Asked whether he would debate Mrs. Palin differently than he would Republicans Mitt Romney or Tom Ridge, two former governors who figured into speculation about John McCain’s running mate, Mr. Biden said the only difference is that he knows their positions on issues.

“I have no idea what her policies are. I assume they’re the same as John’s. I just don’t know,” he said of Mrs. Palin.

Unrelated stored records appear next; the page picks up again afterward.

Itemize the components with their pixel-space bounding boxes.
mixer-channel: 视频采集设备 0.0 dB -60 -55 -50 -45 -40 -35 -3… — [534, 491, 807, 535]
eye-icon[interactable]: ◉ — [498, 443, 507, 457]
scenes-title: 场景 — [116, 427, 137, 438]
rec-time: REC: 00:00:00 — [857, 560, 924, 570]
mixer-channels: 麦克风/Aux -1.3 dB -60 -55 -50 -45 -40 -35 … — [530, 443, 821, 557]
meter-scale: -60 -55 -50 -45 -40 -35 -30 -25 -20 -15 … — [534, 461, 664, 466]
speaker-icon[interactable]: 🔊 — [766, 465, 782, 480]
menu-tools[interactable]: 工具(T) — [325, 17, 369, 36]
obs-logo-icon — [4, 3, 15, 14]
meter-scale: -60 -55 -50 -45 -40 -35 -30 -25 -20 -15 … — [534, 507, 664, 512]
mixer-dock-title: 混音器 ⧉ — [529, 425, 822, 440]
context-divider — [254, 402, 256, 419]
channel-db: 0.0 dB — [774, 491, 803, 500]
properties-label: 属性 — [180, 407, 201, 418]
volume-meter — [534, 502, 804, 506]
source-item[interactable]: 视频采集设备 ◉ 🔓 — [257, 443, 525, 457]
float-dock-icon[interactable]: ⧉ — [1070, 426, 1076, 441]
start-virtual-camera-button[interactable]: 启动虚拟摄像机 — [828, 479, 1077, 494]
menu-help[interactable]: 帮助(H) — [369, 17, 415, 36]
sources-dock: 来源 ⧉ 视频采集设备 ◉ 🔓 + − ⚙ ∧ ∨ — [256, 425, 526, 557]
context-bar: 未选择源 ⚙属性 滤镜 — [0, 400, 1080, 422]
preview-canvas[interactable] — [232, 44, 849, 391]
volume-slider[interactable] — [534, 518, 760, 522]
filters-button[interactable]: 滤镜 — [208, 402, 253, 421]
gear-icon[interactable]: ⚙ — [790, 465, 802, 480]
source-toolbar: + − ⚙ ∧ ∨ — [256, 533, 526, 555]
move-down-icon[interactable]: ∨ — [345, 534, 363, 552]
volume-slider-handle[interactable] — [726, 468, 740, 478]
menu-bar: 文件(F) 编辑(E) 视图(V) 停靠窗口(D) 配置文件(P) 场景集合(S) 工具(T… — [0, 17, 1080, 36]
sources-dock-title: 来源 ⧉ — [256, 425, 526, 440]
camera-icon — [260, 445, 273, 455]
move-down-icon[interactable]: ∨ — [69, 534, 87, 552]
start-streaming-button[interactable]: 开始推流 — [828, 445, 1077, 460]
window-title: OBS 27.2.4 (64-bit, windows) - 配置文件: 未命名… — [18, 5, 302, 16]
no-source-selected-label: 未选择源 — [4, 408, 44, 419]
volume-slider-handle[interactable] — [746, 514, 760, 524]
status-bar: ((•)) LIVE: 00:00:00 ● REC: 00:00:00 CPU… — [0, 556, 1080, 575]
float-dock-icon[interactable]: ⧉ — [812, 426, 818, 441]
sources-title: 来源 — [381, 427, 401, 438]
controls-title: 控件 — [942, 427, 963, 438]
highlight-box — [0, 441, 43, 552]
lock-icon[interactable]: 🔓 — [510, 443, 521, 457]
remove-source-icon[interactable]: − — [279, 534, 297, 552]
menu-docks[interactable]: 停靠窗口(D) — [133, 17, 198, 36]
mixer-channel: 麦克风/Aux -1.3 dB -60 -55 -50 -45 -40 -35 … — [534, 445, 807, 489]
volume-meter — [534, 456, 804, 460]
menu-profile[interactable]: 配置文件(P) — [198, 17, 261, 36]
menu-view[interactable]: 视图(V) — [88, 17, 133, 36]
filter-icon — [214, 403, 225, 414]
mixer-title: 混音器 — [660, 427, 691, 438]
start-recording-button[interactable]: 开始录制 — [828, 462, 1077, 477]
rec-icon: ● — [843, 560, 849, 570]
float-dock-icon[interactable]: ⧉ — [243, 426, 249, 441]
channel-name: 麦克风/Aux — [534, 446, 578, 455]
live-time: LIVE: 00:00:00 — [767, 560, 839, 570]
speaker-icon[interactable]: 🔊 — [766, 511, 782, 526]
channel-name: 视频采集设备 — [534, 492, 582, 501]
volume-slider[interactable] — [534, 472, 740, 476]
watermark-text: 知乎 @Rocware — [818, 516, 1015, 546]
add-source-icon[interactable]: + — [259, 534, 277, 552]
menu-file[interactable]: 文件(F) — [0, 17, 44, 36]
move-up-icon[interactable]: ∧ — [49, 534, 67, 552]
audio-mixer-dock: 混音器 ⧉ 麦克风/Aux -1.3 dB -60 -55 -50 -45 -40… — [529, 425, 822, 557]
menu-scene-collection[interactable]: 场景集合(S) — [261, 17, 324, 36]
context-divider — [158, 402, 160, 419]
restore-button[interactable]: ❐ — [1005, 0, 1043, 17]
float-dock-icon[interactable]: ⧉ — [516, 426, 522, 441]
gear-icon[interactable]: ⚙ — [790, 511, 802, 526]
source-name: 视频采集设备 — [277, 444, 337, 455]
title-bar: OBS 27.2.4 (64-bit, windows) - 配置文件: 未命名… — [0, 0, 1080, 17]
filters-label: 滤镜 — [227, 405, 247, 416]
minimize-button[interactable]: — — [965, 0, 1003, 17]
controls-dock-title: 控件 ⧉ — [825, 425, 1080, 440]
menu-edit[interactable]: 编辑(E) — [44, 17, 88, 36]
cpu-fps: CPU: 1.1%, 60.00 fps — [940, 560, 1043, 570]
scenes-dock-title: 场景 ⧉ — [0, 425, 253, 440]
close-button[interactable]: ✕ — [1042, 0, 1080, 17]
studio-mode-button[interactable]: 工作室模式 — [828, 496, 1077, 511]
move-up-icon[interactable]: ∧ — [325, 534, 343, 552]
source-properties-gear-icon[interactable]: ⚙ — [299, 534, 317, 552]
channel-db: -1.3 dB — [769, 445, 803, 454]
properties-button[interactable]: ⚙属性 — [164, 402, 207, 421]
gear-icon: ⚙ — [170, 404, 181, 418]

House, Senate return to work

The House and Senate reconvene Monday after back-to-back political conventions, both parties eager to use the three-week session to show voters why their candidates are the ones to fix the economy and lower energy prices.

The only matter of business that must be accomplished is passing a bill to keep the government running from Oct. 1 through the Nov. 4 election and until Congress returns. Even that might not be easy. Republicans are threatening to block the spending bill if Democrats do not give them a vote on ending a quarter-century freeze on new offshore drilling.

Some lawmakers hold out hopes that an energy bill that has eluded them all year might come together. With 179,000 U.S. troops in Iraq and Afghanistan, Democratic leaders would like to pass a Pentagon spending bill so they can tell voters that the military’s basic needs are covered until October 2009.


Kennedy plans January return

Sen. Edward M. Kennedy, who has brain cancer, intends to work from his Massachusetts home this fall and return to the Senate in January.

A Kennedy aide said Sunday that the Democratic lawmaker’s doctors are pleased with his progress, but want him to keep working from home through the fall.

The 76-year-old Kennedy made a dramatic speech last month at the Democratic National Convention in Denver that drew a rousing response from delegates. Mr. Kennedy has been one of Democratic presidential nominee Barack Obama’s strongest supporters.

“As Senator Kennedy said two weeks ago in Denver, he intends to be on the floor of the United States Senate next January when we begin to write the next great chapter of American progress,” spokeswoman Melissa Wagoner said.


Palin’s pastor prays for press

WASILLA, Alaska | A little sermon about - and for - the messenger seemed to Pastor Larry Kroon an appropriate message Sunday morning.

“It’s been an interesting week,” laughed Mr. Kroon, pastor at the Wasilla Bible Church, as he welcomed attendees. The nondenominational congregation where Republican vice-presidential nominee Sarah Palin and her family worship was carrying on services as usual this Sunday, but with a few extra guests.

In just more than a week since presidential candidate John McCain picked Alaska’s governor to be his running mate, Mrs. Palin’s hometown of 9,000 has been inundated with journalists from around the world. For days now, the media have delved into her terms as city council member and mayor here, and questioned residents and questioned them again for background on the state’s most famous politician.

Mr. Kroon urged churchgoers to “pray for the press.” He said the media are to be “cherished and respected,” citing 19th century philosopher Alexander de Tocqueville’s works describing a free press and freedom of religion as essential pillars of democracy.